Risk-Adjusted Performance

0 of 100

 
Weak
 
Strong
Very Weak
Over the last 90 days Implenia AG has generated negative risk-adjusted returns adding no value to investors with long positions. In spite of latest abnormal performance, the Stock's basic indicators remain stable and the latest fuss on Wall Street may also be a sign of long-term gains for the venture sophisticated investors.

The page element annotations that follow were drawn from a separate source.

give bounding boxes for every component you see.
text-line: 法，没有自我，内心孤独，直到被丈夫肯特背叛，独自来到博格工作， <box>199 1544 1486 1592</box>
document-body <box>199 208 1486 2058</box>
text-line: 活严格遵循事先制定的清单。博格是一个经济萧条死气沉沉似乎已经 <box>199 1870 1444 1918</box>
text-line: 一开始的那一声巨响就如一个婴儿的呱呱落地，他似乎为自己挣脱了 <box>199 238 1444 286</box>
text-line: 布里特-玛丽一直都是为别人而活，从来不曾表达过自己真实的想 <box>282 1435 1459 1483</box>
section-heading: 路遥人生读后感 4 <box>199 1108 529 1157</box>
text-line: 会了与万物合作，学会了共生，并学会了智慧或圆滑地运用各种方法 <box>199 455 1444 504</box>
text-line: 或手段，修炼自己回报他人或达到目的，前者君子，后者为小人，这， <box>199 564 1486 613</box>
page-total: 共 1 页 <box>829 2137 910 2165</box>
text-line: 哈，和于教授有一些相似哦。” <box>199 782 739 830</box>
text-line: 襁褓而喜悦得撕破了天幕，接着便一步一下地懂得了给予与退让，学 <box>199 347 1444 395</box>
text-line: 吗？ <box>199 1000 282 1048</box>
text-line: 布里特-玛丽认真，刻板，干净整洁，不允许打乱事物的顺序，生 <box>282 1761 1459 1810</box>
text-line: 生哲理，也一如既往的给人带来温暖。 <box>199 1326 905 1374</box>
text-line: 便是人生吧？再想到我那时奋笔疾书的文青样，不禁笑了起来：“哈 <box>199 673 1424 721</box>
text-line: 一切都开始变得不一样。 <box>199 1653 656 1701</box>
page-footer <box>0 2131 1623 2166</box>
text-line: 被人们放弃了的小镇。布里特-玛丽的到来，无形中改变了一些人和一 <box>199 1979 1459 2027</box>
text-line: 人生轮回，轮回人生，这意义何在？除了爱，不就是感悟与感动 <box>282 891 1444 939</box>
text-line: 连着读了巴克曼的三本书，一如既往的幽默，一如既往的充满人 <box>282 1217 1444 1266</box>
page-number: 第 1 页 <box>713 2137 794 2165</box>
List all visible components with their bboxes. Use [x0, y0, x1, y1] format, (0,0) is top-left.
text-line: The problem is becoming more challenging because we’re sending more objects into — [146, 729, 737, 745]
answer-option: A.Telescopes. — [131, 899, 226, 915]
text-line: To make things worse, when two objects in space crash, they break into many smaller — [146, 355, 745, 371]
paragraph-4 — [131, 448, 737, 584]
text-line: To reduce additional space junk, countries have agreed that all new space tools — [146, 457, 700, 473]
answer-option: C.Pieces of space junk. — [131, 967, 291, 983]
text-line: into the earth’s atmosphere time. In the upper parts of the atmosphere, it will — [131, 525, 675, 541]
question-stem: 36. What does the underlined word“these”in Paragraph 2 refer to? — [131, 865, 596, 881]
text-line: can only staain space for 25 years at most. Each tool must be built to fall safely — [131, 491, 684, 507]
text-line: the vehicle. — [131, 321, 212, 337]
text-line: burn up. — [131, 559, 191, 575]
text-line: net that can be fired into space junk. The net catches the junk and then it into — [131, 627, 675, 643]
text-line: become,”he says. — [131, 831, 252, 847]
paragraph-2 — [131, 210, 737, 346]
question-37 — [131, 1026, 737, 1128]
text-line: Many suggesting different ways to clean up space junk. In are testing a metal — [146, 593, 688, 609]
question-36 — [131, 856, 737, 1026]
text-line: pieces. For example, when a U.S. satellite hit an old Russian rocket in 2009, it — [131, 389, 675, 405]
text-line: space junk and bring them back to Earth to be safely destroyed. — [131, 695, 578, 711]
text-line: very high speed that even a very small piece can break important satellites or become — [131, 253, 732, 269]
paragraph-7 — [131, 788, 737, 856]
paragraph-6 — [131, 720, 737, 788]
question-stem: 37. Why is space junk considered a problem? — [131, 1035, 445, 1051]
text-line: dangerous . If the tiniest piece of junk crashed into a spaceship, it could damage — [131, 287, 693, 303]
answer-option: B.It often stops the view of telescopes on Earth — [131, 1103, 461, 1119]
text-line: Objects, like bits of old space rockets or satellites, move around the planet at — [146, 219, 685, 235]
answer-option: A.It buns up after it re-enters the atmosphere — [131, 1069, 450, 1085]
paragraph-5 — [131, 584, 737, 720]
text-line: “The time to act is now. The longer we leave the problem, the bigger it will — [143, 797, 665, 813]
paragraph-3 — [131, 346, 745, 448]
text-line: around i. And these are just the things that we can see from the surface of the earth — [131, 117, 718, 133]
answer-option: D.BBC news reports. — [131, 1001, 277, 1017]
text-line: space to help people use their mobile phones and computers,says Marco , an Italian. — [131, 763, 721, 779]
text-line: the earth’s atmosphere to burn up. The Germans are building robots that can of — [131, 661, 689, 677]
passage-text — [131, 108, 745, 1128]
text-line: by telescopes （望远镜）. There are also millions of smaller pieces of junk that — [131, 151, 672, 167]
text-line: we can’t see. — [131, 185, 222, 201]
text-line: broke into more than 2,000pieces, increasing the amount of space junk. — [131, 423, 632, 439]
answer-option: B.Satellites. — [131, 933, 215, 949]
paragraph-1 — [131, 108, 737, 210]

Emmi AG and Implenia Volatility Contrast

   Predicted Return Density   
       Returns  

Pair Trading with Emmi AG and Implenia

The main advantage of trading using opposite Emmi AG and Implenia positions is that it hedges away some unsystematic risk. Because of two separate transactions, even if Emmi AG position performs unexpectedly, Implenia can make up some of the losses. Pair trading also minimizes risk from directional movements in the market. For example, if an entire industry or sector drops because of unexpected headlines, the short position in Implenia will offset losses from the drop in Implenia's long position.
The idea behind Emmi AG and Implenia AG pairs trading is to make the combined position market-neutral, meaning the overall market's direction will not affect its win or loss (or potential downside or upside). This can be achieved by designing a pairs trade with two highly correlated stocks or equities that operate in a similar space or sector, making it possible to obtain profits through simple and relatively low-risk investment.
Check out your portfolio center.
Note that this page's information should be used as a complementary analysis to find the right mix of equity instruments to add to your existing portfolios or create a brand new portfolio. You can also try the Piotroski F Score module to get Piotroski F Score based on the binary analysis strategy of nine different fundamentals.